Under EU law, personal data is defined broadly as any information relating to an identified or identifiable person. For example, IP addresses and cookie identifiers can be considered personal data when combined with other information. We will not collect special categories of sensitive data (such as health, race, religion, or sexual orientation) through this Site.

Purpose and Legal Basis of Processing

We process your personal data only for specified, legitimate purposes and rely on the legal bases permitted under the GDPR. Specifically:

Responding to Inquiries and Requests

When you submit information through our contact form or email us, we process your name and contact details to communicate with you and provide the requested services or information (legal basis: performance of a contract or our legitimate interest in providing customer support).

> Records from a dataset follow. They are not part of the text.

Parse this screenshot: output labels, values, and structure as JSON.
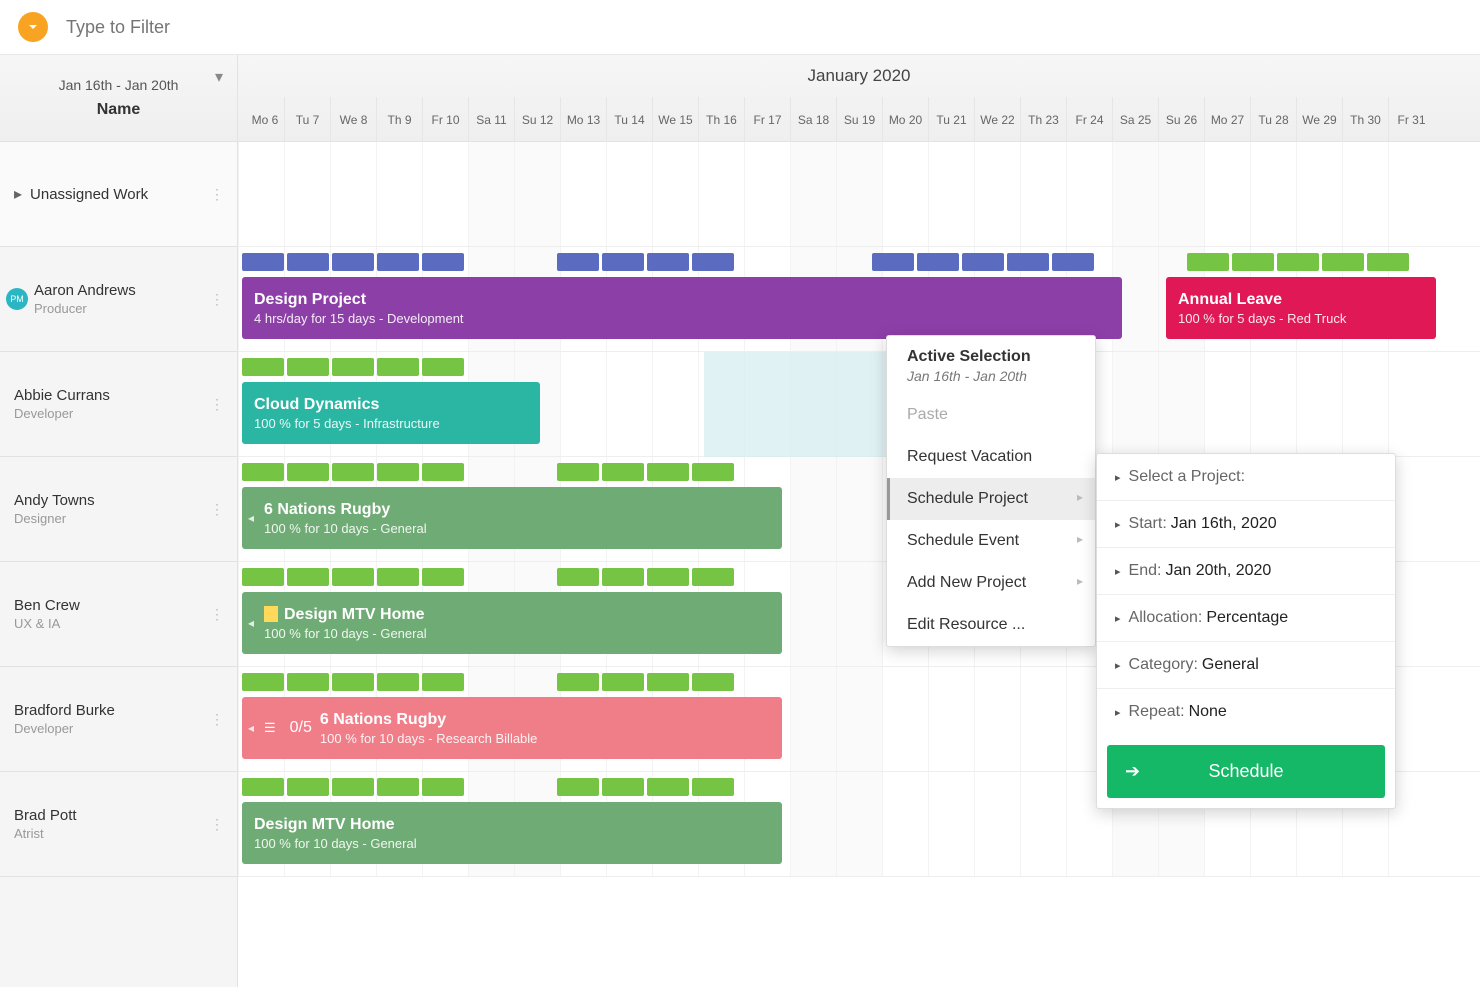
{
  "filter_placeholder": "Type to Filter",
  "left_header": {
    "range": "Jan 16th - Jan 20th",
    "name_label": "Name"
  },
  "month_label": "January 2020",
  "days": [
    "Mo 6",
    "Tu 7",
    "We 8",
    "Th 9",
    "Fr 10",
    "Sa 11",
    "Su 12",
    "Mo 13",
    "Tu 14",
    "We 15",
    "Th 16",
    "Fr 17",
    "Sa 18",
    "Su 19",
    "Mo 20",
    "Tu 21",
    "We 22",
    "Th 23",
    "Fr 24",
    "Sa 25",
    "Su 26",
    "Mo 27",
    "Tu 28",
    "We 29",
    "Th 30",
    "Fr 31"
  ],
  "weekend_indices": [
    5,
    6,
    12,
    13,
    19,
    20
  ],
  "unassigned_label": "Unassigned Work",
  "resources": [
    {
      "name": "Aaron Andrews",
      "role": "Producer",
      "pm": true
    },
    {
      "name": "Abbie Currans",
      "role": "Developer"
    },
    {
      "name": "Andy Towns",
      "role": "Designer"
    },
    {
      "name": "Ben Crew",
      "role": "UX & IA"
    },
    {
      "name": "Bradford Burke",
      "role": "Developer"
    },
    {
      "name": "Brad Pott",
      "role": "Atrist"
    }
  ],
  "bars": {
    "aaron_design": {
      "title": "Design Project",
      "sub": "4 hrs/day for 15 days - Development"
    },
    "aaron_leave": {
      "title": "Annual Leave",
      "sub": "100 % for 5 days - Red Truck"
    },
    "abbie_cloud": {
      "title": "Cloud Dynamics",
      "sub": "100 % for 5 days - Infrastructure"
    },
    "andy_rugby": {
      "title": "6 Nations Rugby",
      "sub": "100 % for 10 days - General"
    },
    "ben_mtv": {
      "title": "Design MTV Home",
      "sub": "100 % for 10 days - General"
    },
    "brad_rugby": {
      "title": "6 Nations Rugby",
      "sub": "100 % for 10 days - Research Billable",
      "count": "0/5"
    },
    "pott_mtv": {
      "title": "Design MTV Home",
      "sub": "100 % for 10 days - General"
    }
  },
  "ctx": {
    "header_title": "Active Selection",
    "header_range": "Jan 16th - Jan 20th",
    "paste": "Paste",
    "vacation": "Request Vacation",
    "schedule_project": "Schedule Project",
    "schedule_event": "Schedule Event",
    "add_new": "Add New Project",
    "edit_resource": "Edit Resource ..."
  },
  "sub": {
    "select_project": "Select a Project:",
    "start_label": "Start:",
    "start_val": "Jan 16th, 2020",
    "end_label": "End:",
    "end_val": "Jan 20th, 2020",
    "alloc_label": "Allocation:",
    "alloc_val": "Percentage",
    "cat_label": "Category:",
    "cat_val": "General",
    "repeat_label": "Repeat:",
    "repeat_val": "None",
    "button": "Schedule"
  }
}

Site Analytics and Improvement

We use analytics tools to understand how users interact with the Site. This helps us improve the Site’s performance and content. Such processing is based on our legitimate interest in improving our website and services, provided it does not override your rights. Users are informed and given the option to consent to these analytics cookies (see below).

Marketing and Advertising

With your consent, we may use your contact details to send you marketing communications (e.g. newsletters or updates). You may withdraw consent at any time. When collecting consent, we ensure it is freely given, specific, informed and unambiguous.

Compliance with Legal Obligations

We may process personal data to comply with applicable laws or regulations (for example, tax or accounting laws). The legal basis for this is our compliance with a legal obligation.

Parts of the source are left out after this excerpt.